Phuong Ly Ngo Patron : Chez Microsoft, ces 2 formats sont complémentaires et seront utilisés en fonction des objectifs de l’évènement. Nous avons beaucoup appris et très vite ces derniers mois pour réaliser des évènements digitaux impactants et engageants. Cela va continuer grâce aux nombreuses innovations technologiques et à la rapide montée en compétence des experts de l’événementiel. L’évènement physique reste clé pour permettre les rencontres, les échanges informels, vivre des expériences immersives lors des démonstrations, des moments communautaires, de communion, pour créer une émotion de groupe et cela même si des outils ont été développés et proposent une expérience de plus en plus riche. 

Quel est le « secret » pour un événement virtuel réussi ? 

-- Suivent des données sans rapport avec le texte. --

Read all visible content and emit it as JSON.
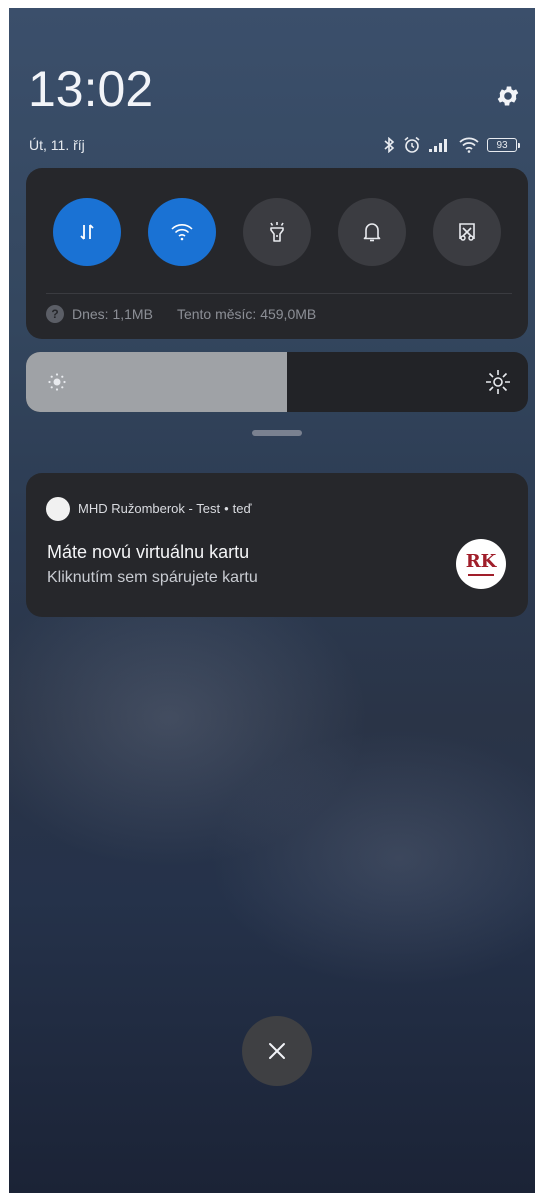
{
  "status": {
    "time": "13:02",
    "date": "Út, 11. říj",
    "battery": "93",
    "icons": [
      "bluetooth-icon",
      "alarm-icon",
      "signal-icon",
      "wifi-icon",
      "battery-icon"
    ]
  },
  "quick_settings": {
    "toggles": [
      {
        "name": "mobile-data",
        "icon": "data-transfer-icon",
        "active": true
      },
      {
        "name": "wifi",
        "icon": "wifi-icon",
        "active": true
      },
      {
        "name": "flashlight",
        "icon": "flashlight-icon",
        "active": false
      },
      {
        "name": "notifications",
        "icon": "bell-icon",
        "active": false
      },
      {
        "name": "screenshot",
        "icon": "scissors-screenshot-icon",
        "active": false
      }
    ],
    "data_usage": {
      "help": "?",
      "today": "Dnes: 1,1MB",
      "month": "Tento měsíc: 459,0MB"
    }
  },
  "brightness": {
    "level": 0.52
  },
  "notification": {
    "app_name": "MHD Ružomberok - Test",
    "separator": "•",
    "time": "teď",
    "title": "Máte novú virtuálnu kartu",
    "body": "Kliknutím sem spárujete kartu",
    "logo_text": "RK"
  },
  "colors": {
    "accent": "#1a72d4",
    "panel": "#26272b",
    "logo": "#a01e2a"
  }
}
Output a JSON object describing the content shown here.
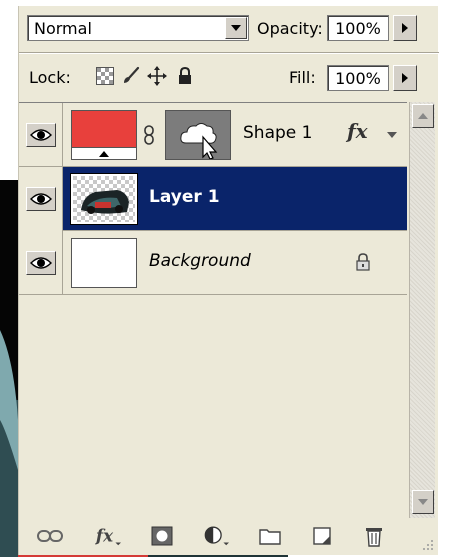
{
  "blend_mode": {
    "value": "Normal"
  },
  "opacity": {
    "label": "Opacity:",
    "value": "100%"
  },
  "lock": {
    "label": "Lock:"
  },
  "fill": {
    "label": "Fill:",
    "value": "100%"
  },
  "layers": [
    {
      "name": "Shape 1",
      "fx": "fx",
      "selected": false
    },
    {
      "name": "Layer 1",
      "selected": true
    },
    {
      "name": "Background",
      "locked": true,
      "selected": false
    }
  ],
  "bottom_tools": [
    "link-layers",
    "add-layer-style",
    "add-mask",
    "new-adjustment-layer",
    "new-group",
    "new-layer",
    "delete-layer"
  ],
  "colors": {
    "panel_bg": "#ece9d8",
    "selected_row": "#0a246a",
    "shape_fill": "#e8403c",
    "mask_fill": "#7c7c7c"
  }
}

Phuong Ly Ngo Patron : Il ne faut surtout pas transformer un évènement présentiel. Il faut repenser son évènement. On garde les objectifs, l’audience adressée mais on repense en se concentrant sur l’expérience digitale du participant. Les comportements « online » sont différents, l’attention et l’engagement également donc il faut repenser le format, les interactions, les animations, l’intervention des speakers, le lieu (site web), les moyens de production… Ce qui ne change pas est le pilotage, la gestion de projet, le temps nécessaire à la préparation et à la production de l’évènement sans oublier le budget. Même si le coût diminue, car on touche beaucoup plus de personnes, le coût de production reste significatif. En effet, cela nécessite d’autres besoins et corps de métiers : production vidéo (matériel et personnel), plateforme de diffusion, configuration et production technique et réseau…

S’apprête-t-on à vivre une période « d’engouement » pour ce type de solutions digitales ou les entreprises ne sont pas encore prêtes pour cette transition ?

Yohann Metayer-Claret : Nous vivons actuellement une période faite d’incertitudes où il est utile de penser à tout, l’essentiel est de continuer de vendre et de penser à toutes les possibilités pour y parvenir. Demain, les entreprises seront plus sélectives sur leur plan de communication/marketing global et feront moins de choses, mais mieux. A ce stade nous sommes encore en mode « stand and learn », et nous n’avons pas encore codifié tous les changements à venir. Les meilleures solutions restent encore à trouver. La difficulté d’animer un événement hybride est qu’il faut pouvoir animer des temps forts, prévoir des pauses, des rencontres … et tout cela n’est pas simple car nous avons peur de perdre des auditeurs. De nouveaux métiers sont à créer. Ce qui est certain, est que cette crise a permis d’accélérer la digitalisation au sein des entreprises, tout secteur confondu et chez nous, nous a poussé à mettre en ligne notre marketplace plus rapidement que prévu pour s’adapter à la demande et au contexte.

Phuong Ly Ngo Patron : Je pense que grâce à la technologie et l’énorme investissement fait pour innover vite, nous sommes en capacité de proposer des expériences évènementielles digitales plus impactantes et plus « professionnelles ». En revanche, cela se fait surtout grâce à des équipes qui ont fait preuve d’agilité, de créativité, qui ont su se « disrupter » et se challenger. Pour les acteurs du secteur il est nécessaire aujourd’hui de se former, se faire accompagner et il faut s’appuyer sur des experts tels que les agences évènementielles et les prestataires de production vidéo.